Wenn Werte nicht einmal von den selbst ernannten Fackelträgern und Leuchttürmen von Demokratie und Menschenrechten universell angewendet werden, sondern opportunistisch und im Eigeninteresse, warum sollten wir uns daran halten?
Weil es richtig ist? Weil sonst z.B. das Recht des Stärkeren herrscht, und niemand ist auf Dauer der Stärkere. Deswegen haben die Diktatoren so viel Angst. Ghaddafi wurde äußerst brutal getötet: Warum hat sich Putin das Video dieser Ermordung wieder und wieder angeschaut?
Die sog. westlichen Werte sind nicht beliebig austauschbar durch andere, etwa dschihadistidche Werte. Sondern mit diesem Begriff ist schlicht gemeint, was richtig ist.
Als Kern dieser Werte möchte ich die Habermassche Diskursethik anführen: Die Idee, dass man durch Gespräche, in denen die Gesprächspartner sich respektieren und ein besseres Argument als ein solches anerkennen, Konflikte gelöst und Wahrheit gefunden werden kann.
Jeder, diese Idee nicht teilt, hat schlicht unrecht - wie sich in einer Diskussion leicht zeigt.
Eine andere Frage ist, wie wir staatliche Bedingungen herstellen können, damit diese Werte Realität werden. Da ist es halt so, dass Menschen, die dieses Spiel nicht mitmachen wollen, auch mit Gewalt daran gehindert werden müssen, Anderen ihre Freiheit zu schmälern: Deswegen haben wir innenstaatlich eine Polizei.
Zwischenstaatlich gibt es zwar die richtigen Werte (UN-Charta), aber eben keine "Weltpolizei" - da herrscht das Recht des Stärkeren.
Und da müssen wir uns halt durchlavieren: der Vorwurf der Doppelmoral ist da leicht zu simpel.
Wir könnten ja die reinen Engel sein, wenn wir uns gegen gewaltsame Unvernunft nicht verteidigen, sind wir bald nicht mehr am Leben.
In diesem Zusammenhang ist ein Unterschied zwischen Saudis und Russen ganz sicher der, dass von der geistig-kulturellen Tradition her die Russen uns viel näher sind als die Saudis (oder auch die Chinesen).

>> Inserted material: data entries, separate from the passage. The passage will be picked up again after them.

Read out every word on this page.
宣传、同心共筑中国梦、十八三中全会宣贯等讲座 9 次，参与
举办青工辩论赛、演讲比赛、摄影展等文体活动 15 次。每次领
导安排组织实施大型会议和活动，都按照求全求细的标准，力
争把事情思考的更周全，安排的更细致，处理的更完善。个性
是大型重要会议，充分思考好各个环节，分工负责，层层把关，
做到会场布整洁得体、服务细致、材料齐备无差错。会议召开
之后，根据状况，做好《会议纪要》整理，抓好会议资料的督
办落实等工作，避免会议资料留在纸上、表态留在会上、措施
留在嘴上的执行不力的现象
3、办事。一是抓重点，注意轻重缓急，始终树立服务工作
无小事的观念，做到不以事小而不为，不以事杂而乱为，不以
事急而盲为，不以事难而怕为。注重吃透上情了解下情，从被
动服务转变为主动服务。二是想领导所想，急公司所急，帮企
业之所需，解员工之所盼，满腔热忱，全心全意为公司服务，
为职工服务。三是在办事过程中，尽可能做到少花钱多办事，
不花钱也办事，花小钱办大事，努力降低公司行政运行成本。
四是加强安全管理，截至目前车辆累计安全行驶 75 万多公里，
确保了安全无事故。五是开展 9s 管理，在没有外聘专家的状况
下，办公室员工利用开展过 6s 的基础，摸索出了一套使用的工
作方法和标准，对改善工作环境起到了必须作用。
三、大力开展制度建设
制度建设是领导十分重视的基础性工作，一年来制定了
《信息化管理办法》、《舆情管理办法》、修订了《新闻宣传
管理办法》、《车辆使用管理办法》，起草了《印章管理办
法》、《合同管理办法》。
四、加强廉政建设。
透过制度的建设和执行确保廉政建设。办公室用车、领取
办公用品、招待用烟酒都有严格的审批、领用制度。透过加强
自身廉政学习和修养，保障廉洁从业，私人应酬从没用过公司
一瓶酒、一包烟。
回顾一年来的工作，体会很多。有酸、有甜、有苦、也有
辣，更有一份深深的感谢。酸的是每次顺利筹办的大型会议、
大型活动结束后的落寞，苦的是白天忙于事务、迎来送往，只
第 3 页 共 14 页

Schon der Marxismus-Leninismus war ein (wenn auch in die Irre führendes) Produkt unserer westlichen Aufklärungstradition. Der gebildete Russe ist durchaus in der Lage, meine oben genannte Argumentation zur Diskursethik zu verstehen und auch anzuerkennen. (Bei den Saudis oder dem Jemen bezweifle ich das - da ist noch ein langer Bildungsweg zu gehen.) Deshalb ist es umso schlimmer, wenn ein Land von im Prinzip aufgeklärt gebildeten Menschen solch eine perverse Gewaltorgie veranstaltet: da sind wir als Europäer viel mehr verpflichtet, dagegen anzugehen. (So wie früher die Alliierten gegen die Nazis): Da steht unser europäisches Projekt einer freien Gesellschaft, in der Konflikte durch Diskussion, nicht durch Gewalt gelöst werden, auf dem Spiel.
Deswegen macht es schon einen Unterschied, ob wir Russengas oder Saudi-Öl boykottieren. Am besten beide, klar.
Aber mit irgendwas müssen wir halt im Winter die Bude warm kriegen.